BACKGROUND: Conatumumab is a fully human monoclonal agonist antibody that binds to death receptor 5 and induces apoptosis in sensitive cells. This study evaluated the safety and efficacy of doxorubicin ± conatumumab as first-line systemic therapy for metastatic or locally advanced/unresectable soft-tissue sarcoma. METHODS: In Phase I, six patients received doxorubicin (75 mg/m2) with conatumumab (15 mg/kg) every 3 weeks. In Phase II, patients were randomised (2:1) to receive doxorubicin with either double-blind conatumumab 15 mg/kg (conatumumab-doxorubicin; n=86) or placebo (placebo-doxorubicin; n=42). Patients who progressed on placebo-doxorubicin could receive open-label conatumumab monotherapy post-chemotherapy (n=21).
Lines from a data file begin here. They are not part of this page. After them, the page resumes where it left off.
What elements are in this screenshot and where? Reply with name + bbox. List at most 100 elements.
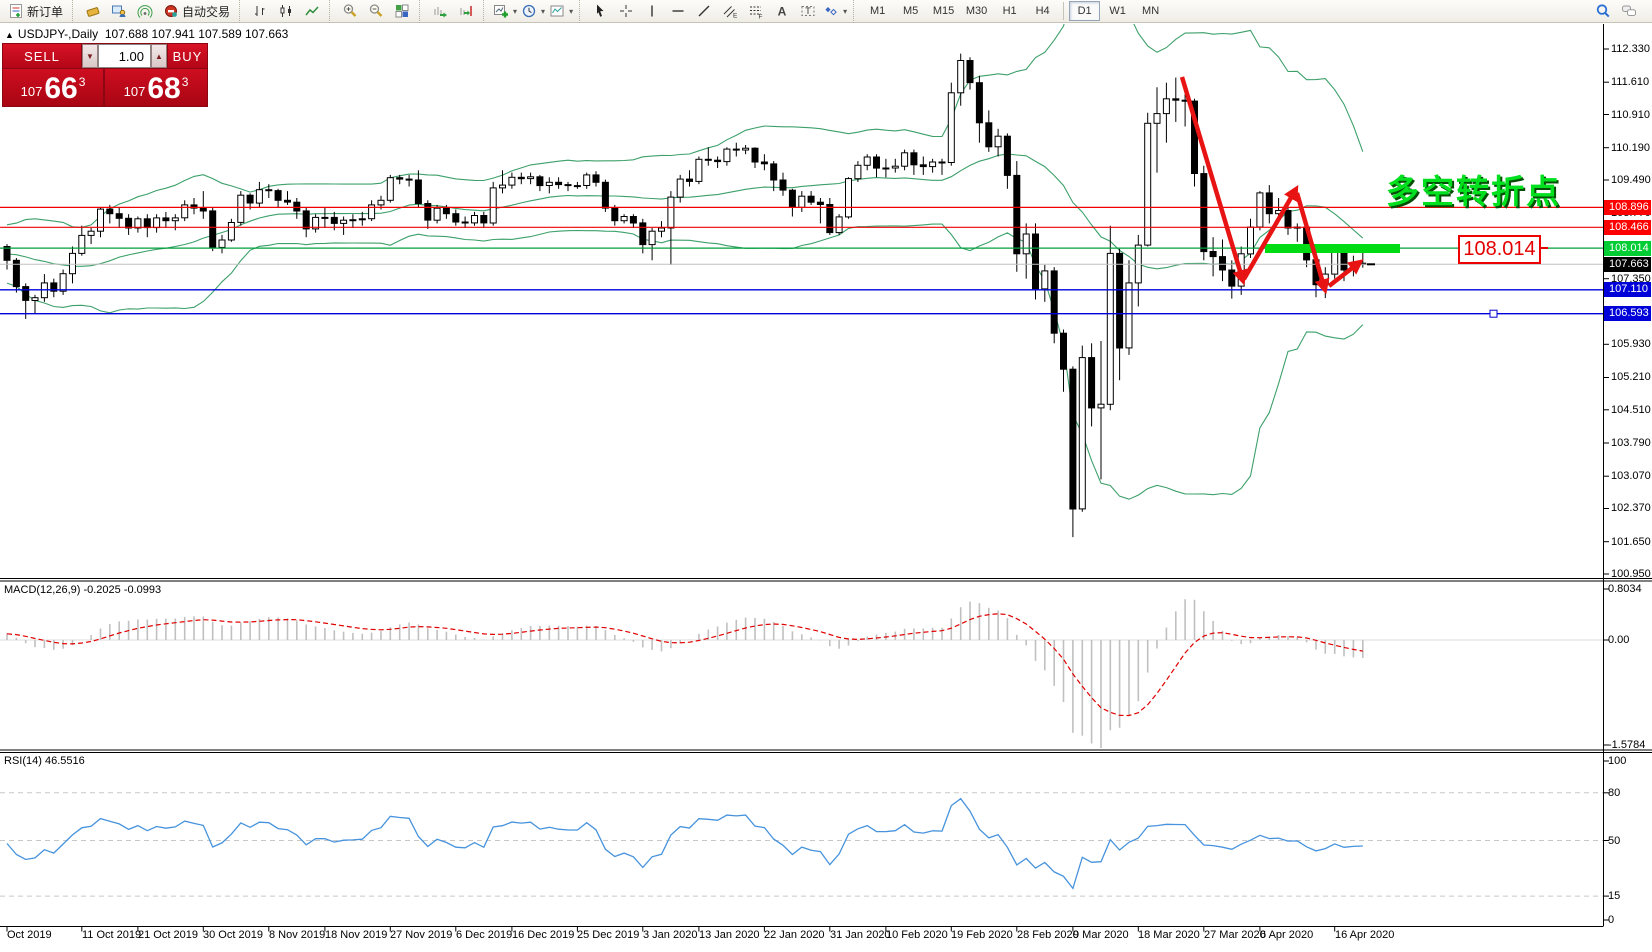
- price-label-box-last: 107.663: [1604, 257, 1651, 272]
- trendline-icon: [696, 3, 712, 19]
- date-tick: 19 Feb 2020: [951, 929, 1013, 941]
- rsi-line: [6, 797, 1363, 890]
- autotrade-button[interactable]: 自动交易: [158, 1, 235, 21]
- signal-icon[interactable]: [132, 1, 158, 21]
- date-tick: 30 Oct 2019: [203, 929, 263, 941]
- chart-shift-icon[interactable]: [453, 1, 479, 21]
- vertical-line-icon[interactable]: [639, 1, 665, 21]
- profile-charts-icon[interactable]: [80, 1, 106, 21]
- date-tick: 6 Apr 2020: [1260, 929, 1314, 941]
- bar-chart-icon: [252, 3, 268, 19]
- zoom-in-icon[interactable]: [337, 1, 363, 21]
- pane-borders: [0, 24, 1652, 927]
- sell-button[interactable]: SELL: [3, 44, 81, 68]
- line-chart-icon[interactable]: [299, 1, 325, 21]
- dropdown-arrow-icon[interactable]: ▾: [513, 6, 518, 16]
- fibonacci-icon[interactable]: F: [743, 1, 769, 21]
- sell-price[interactable]: 107 66 3: [3, 69, 103, 106]
- search-button[interactable]: [1590, 1, 1616, 21]
- support-zone-bar[interactable]: [1265, 244, 1400, 253]
- zoom-in-icon: [342, 3, 358, 19]
- line-handle: [1489, 309, 1498, 318]
- new-order-icon: [8, 3, 24, 19]
- price-label-box: 108.014: [1604, 241, 1651, 256]
- horizontal-price-lines[interactable]: [0, 206, 1603, 318]
- dropdown-arrow-icon[interactable]: ▾: [569, 6, 574, 16]
- rsi-axis-tick: 100: [1608, 755, 1627, 767]
- volume-decrease-button[interactable]: ▼: [82, 44, 98, 68]
- chat-button[interactable]: [1616, 1, 1642, 21]
- date-tick: 13 Jan 2020: [699, 929, 760, 941]
- date-tick: 8 Nov 2019: [269, 929, 326, 941]
- price-tick: 102.370: [1611, 502, 1651, 514]
- text-icon: A: [774, 3, 790, 19]
- date-tick: 27 Nov 2019: [390, 929, 453, 941]
- zoom-out-icon[interactable]: [363, 1, 389, 21]
- svg-text:T: T: [805, 6, 811, 16]
- timeframe-W1[interactable]: W1: [1109, 5, 1126, 17]
- candlestick-chart-icon[interactable]: [273, 1, 299, 21]
- axis-ticks: [6, 48, 1609, 932]
- macd-histogram: [6, 599, 1364, 748]
- panel-toggle-icon[interactable]: ▲: [5, 30, 14, 40]
- text-label-icon[interactable]: T: [795, 1, 821, 21]
- trendline-icon[interactable]: [691, 1, 717, 21]
- candlestick-chart-icon: [278, 3, 294, 19]
- timeframe-M1[interactable]: M1: [869, 5, 886, 17]
- timeframe-MN[interactable]: MN: [1142, 5, 1160, 17]
- bar-chart-icon[interactable]: [247, 1, 273, 21]
- market-watch-icon: [111, 3, 127, 19]
- tile-windows-icon[interactable]: [389, 1, 415, 21]
- dropdown-arrow-icon[interactable]: ▾: [541, 6, 546, 16]
- cursor-icon: [592, 3, 608, 19]
- date-tick: 16 Apr 2020: [1335, 929, 1395, 941]
- price-annotation-box[interactable]: 108.014: [1458, 235, 1541, 264]
- buy-price-figure: 107: [123, 84, 146, 99]
- timeframe-H4[interactable]: H4: [1035, 5, 1050, 17]
- toolbar-group: 新订单: [0, 0, 72, 23]
- price-tick: 105.210: [1611, 371, 1651, 383]
- timeframe-M30[interactable]: M30: [965, 5, 988, 17]
- market-watch-icon[interactable]: [106, 1, 132, 21]
- zoom-out-icon: [368, 3, 384, 19]
- timeframe-toolbar: M1 M5 M15 M30 H1 H4 D1 W1 MN: [853, 0, 1171, 23]
- toolbar-separator: [1063, 2, 1065, 20]
- cursor-icon[interactable]: [587, 1, 613, 21]
- date-tick: 25 Dec 2019: [577, 929, 640, 941]
- price-tick: 110.910: [1611, 109, 1650, 121]
- svg-text:A: A: [778, 5, 787, 19]
- channel-icon[interactable]: E: [717, 1, 743, 21]
- trend-arrows[interactable]: [1179, 76, 1364, 295]
- timeframe-M15[interactable]: M15: [932, 5, 955, 17]
- channel-icon: E: [722, 3, 738, 19]
- period-clock-icon[interactable]: ▾: [519, 1, 547, 21]
- crosshair-icon[interactable]: [613, 1, 639, 21]
- buy-price[interactable]: 107 68 3: [105, 69, 207, 106]
- new-order-button[interactable]: 新订单: [3, 1, 68, 21]
- chart-header: ▲ USDJPY-,Daily 107.688 107.941 107.589 1…: [5, 27, 288, 41]
- price-tick: 101.650: [1611, 536, 1651, 548]
- horizontal-line-icon: [670, 3, 686, 19]
- date-tick: 16 Dec 2019: [512, 929, 575, 941]
- volume-input[interactable]: [98, 44, 151, 68]
- rsi-axis-tick: 0: [1608, 914, 1615, 926]
- new-chart-icon[interactable]: ▾: [491, 1, 519, 21]
- price-tick: 100.950: [1611, 568, 1651, 580]
- timeframe-M5[interactable]: M5: [902, 5, 919, 17]
- crosshair-icon: [618, 3, 634, 19]
- buy-button[interactable]: BUY: [168, 44, 207, 68]
- price-tick: 103.070: [1611, 470, 1651, 482]
- timeframe-D1[interactable]: D1: [1069, 1, 1101, 21]
- auto-scroll-icon[interactable]: [427, 1, 453, 21]
- shapes-icon[interactable]: ▾: [821, 1, 849, 21]
- signal-icon: [137, 3, 153, 19]
- template-icon[interactable]: ▾: [547, 1, 575, 21]
- text-icon[interactable]: A: [769, 1, 795, 21]
- dropdown-arrow-icon[interactable]: ▾: [843, 6, 848, 16]
- volume-increase-button[interactable]: ▲: [151, 44, 167, 68]
- turning-point-annotation[interactable]: 多空转折点: [1386, 173, 1561, 210]
- horizontal-line-icon[interactable]: [665, 1, 691, 21]
- timeframe-H1[interactable]: H1: [1002, 5, 1017, 17]
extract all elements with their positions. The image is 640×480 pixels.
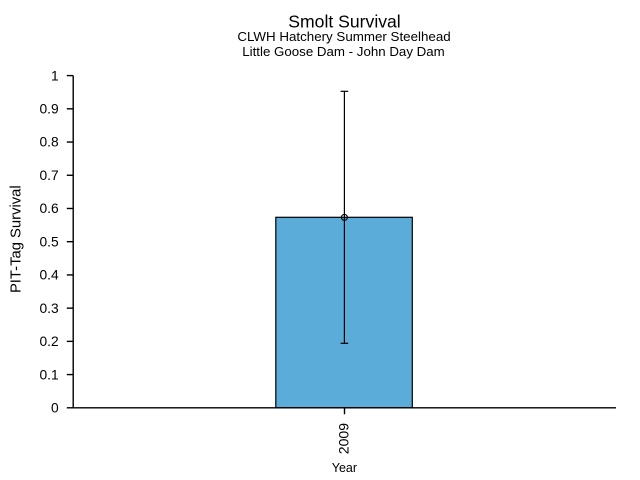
- svg-text:0.9: 0.9: [40, 102, 60, 117]
- svg-text:2009: 2009: [336, 423, 352, 454]
- svg-text:0: 0: [51, 401, 59, 416]
- svg-text:1: 1: [51, 68, 59, 83]
- svg-text:Little Goose Dam - John Day Da: Little Goose Dam - John Day Dam: [242, 44, 445, 59]
- svg-text:0.5: 0.5: [40, 234, 60, 249]
- svg-text:0.6: 0.6: [40, 201, 60, 216]
- svg-text:PIT-Tag Survival: PIT-Tag Survival: [8, 185, 24, 293]
- svg-text:Year: Year: [332, 461, 357, 475]
- svg-text:0.2: 0.2: [40, 334, 59, 349]
- svg-text:0.7: 0.7: [40, 168, 59, 183]
- svg-text:0.4: 0.4: [40, 268, 60, 283]
- svg-text:Smolt Survival: Smolt Survival: [288, 12, 400, 32]
- svg-text:CLWH Hatchery Summer Steelhead: CLWH Hatchery Summer Steelhead: [237, 29, 450, 44]
- svg-text:0.8: 0.8: [40, 135, 60, 150]
- svg-text:0.3: 0.3: [40, 301, 60, 316]
- svg-text:0.1: 0.1: [40, 367, 59, 382]
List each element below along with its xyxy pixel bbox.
FINDINGS: The expected histopathologic subtypes (e.g. leiomyosarcoma, liposarcoma, others) were represented in this trial. No unexpected adverse events were noted in either Phase I or II. Median progression-free survival in Phase II was 5.6 and 6.4 months in the conatumumab-doxorubicin and placebo-doxorubicin arms, respectively (stratified HR: 1.00; p=0.973), with more early progressions noted in the first 3.5 months in the conatumumab-doxorubicin arm. Median overall survival was not reached after 8.6 months median follow-up in either arm. Common adverse events were nausea (conatumumab-doxorubicin: 66%; placebo-doxorubicin: 80%), alopecia (55%; 63%), fatigue (60%; 38%) and neutropenia (32%; 50%). Post-chemotherapy results were not notably improved by conatumumab dosing. INTERPRETATION: Addition of conatumumab to doxorubicin appeared to be safe but did not improve disease control in a heterogeneous unselected group of patients with soft tissue sarcomas. The results of this trial are very useful for estimating the outcomes of first-line therapy of sarcoma patients treated with standard doxorubicin.